Am 12. Mai tagte in Offenburg der Landeskongress der Volksvereine. Einen Tag später fand dort die große Landesvolksversammlung statt, an der rund 20.000 Mann teilnahmen, die 16 Forderungen an die großherzogliche Regierung in Karlsruhe formulierte, darunter die nach Unterstützung der Reichsverfassungskampagne in den anderen deutschen Staaten, nach einer Ablösung des Ministeriums Bekk durch Lorenz Brentano, nach einer verfassungsgebenden Landesversammlung und nach sofortiger Volksbewaffnung auf Staatskosten.

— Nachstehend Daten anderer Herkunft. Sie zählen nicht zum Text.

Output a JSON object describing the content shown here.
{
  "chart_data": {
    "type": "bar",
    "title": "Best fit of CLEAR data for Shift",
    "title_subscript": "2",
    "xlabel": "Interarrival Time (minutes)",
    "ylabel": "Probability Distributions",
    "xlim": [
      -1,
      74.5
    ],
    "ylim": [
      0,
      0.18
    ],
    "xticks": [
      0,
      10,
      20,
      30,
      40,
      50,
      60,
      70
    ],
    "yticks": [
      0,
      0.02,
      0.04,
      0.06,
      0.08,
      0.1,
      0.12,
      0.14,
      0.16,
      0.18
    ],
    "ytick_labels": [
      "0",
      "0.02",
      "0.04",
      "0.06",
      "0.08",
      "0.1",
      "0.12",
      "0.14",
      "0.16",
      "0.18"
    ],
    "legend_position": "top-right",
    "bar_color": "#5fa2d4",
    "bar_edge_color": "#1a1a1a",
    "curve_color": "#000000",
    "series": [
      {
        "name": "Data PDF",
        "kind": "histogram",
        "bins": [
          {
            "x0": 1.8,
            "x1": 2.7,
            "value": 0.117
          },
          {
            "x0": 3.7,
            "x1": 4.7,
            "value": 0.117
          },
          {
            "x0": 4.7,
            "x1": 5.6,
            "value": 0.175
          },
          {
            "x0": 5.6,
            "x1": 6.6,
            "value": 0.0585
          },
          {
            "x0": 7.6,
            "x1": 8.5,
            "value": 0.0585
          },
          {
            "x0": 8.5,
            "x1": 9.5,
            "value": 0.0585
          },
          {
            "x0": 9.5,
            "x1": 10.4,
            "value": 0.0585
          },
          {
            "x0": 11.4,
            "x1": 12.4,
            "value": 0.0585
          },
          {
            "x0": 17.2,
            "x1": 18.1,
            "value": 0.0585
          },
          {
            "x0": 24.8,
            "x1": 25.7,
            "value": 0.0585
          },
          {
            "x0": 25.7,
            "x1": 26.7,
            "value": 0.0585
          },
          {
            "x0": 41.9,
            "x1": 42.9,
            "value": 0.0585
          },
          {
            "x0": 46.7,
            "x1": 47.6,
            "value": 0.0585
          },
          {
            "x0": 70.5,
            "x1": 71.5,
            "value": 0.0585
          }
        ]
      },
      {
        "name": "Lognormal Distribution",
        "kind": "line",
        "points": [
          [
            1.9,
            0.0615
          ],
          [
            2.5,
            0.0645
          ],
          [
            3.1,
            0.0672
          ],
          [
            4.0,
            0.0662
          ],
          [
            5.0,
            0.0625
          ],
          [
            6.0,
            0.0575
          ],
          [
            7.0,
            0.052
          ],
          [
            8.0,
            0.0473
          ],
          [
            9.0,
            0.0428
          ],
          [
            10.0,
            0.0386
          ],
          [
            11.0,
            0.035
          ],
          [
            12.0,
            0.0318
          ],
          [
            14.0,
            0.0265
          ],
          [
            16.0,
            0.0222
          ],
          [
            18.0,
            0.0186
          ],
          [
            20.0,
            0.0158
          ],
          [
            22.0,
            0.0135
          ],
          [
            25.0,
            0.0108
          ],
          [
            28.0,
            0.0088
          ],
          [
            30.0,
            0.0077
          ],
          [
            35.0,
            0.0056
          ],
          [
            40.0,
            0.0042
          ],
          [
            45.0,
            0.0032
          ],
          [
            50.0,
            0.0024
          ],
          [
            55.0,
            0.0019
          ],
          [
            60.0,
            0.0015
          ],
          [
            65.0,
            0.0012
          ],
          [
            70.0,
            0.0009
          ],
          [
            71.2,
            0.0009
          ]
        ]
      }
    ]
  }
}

In der Nacht vom 13. auf den 14. Mai floh Großherzog Leopold außer Landes, und am folgenden Tag zog der von Offenburg kommen­ de revolutionäre Landesausschuss in Karlsruhe ein. Er konstituierte eine provisorische Revolutionsregierung unter dem Präsidenten Lorenz von Brentano. Am 3. Juni wählten die Badener eine verfassunggebende Versammlung, die eine zukünftige Staatsverfassung Badens erarbeiten und beschließen sollte. Über den kurzen Wochen des   Freiheitsfrühlings im deutschen Südwesten lag die Drohung des Krieges; sowohl die Truppen des deutschen Bundes als auch Preußens rückten gegen Baden vor. Großherzog Leopold rief diese Truppen zu Hilfe und erklärte am 9. Juni den Kriegszustand gegen sein Volk, das mit Unterstützung der Pfälzer eine 45.000 Mann starke Revolutionsarmee aufzubauen begann. Aber der Übermacht der 100.000 unter Preußens Führung einmarschierenden württembergischen, bayrischen, hessischen und preußischen Soldaten waren sie unterlegen. Schon das erste Gefecht bei Waghäusel am 21. Juni endete mit einer schweren Niederlage des badischen Volksheeres, das zwar längs der Murg noch einmal eine Verteidigungsstellung auf bauen konnte, die die Preußen aber am 29. Juni nach erbitterten Kämpfen durchbrachen. Der Oberbefehl über die Revolutionsarmee lag zunächst bei dem polnischen General Ludwik Mieroslawski. Nach dessen Rücktritt am 1. Juli übernahm Franz Sigel den Oberbefehl. Seine Hoffnung, das Oberland und den Seekreis zu mobilisieren und auf den unwegsamen Höhen des Schwarzwaldes eine neue Verteidigungslinie aufzubauen, zerschlug sich schnell. Ganze Einheiten hatten bereits im benachbarten Ausland Zuflucht gesucht. Teile der geschlagenen Revolutionsarmee überschritten am 11. Juli 1849 bei Baltersweil die Schweizer Grenze, wo sie ihre Waffen ablegten. Am 23. Juli kapitulierten die letzten in der Rastatter Festung liegenden Revolutionssoldaten und am   18. August konnte der Großherzog wieder nach Karlsruhe zurückkehren.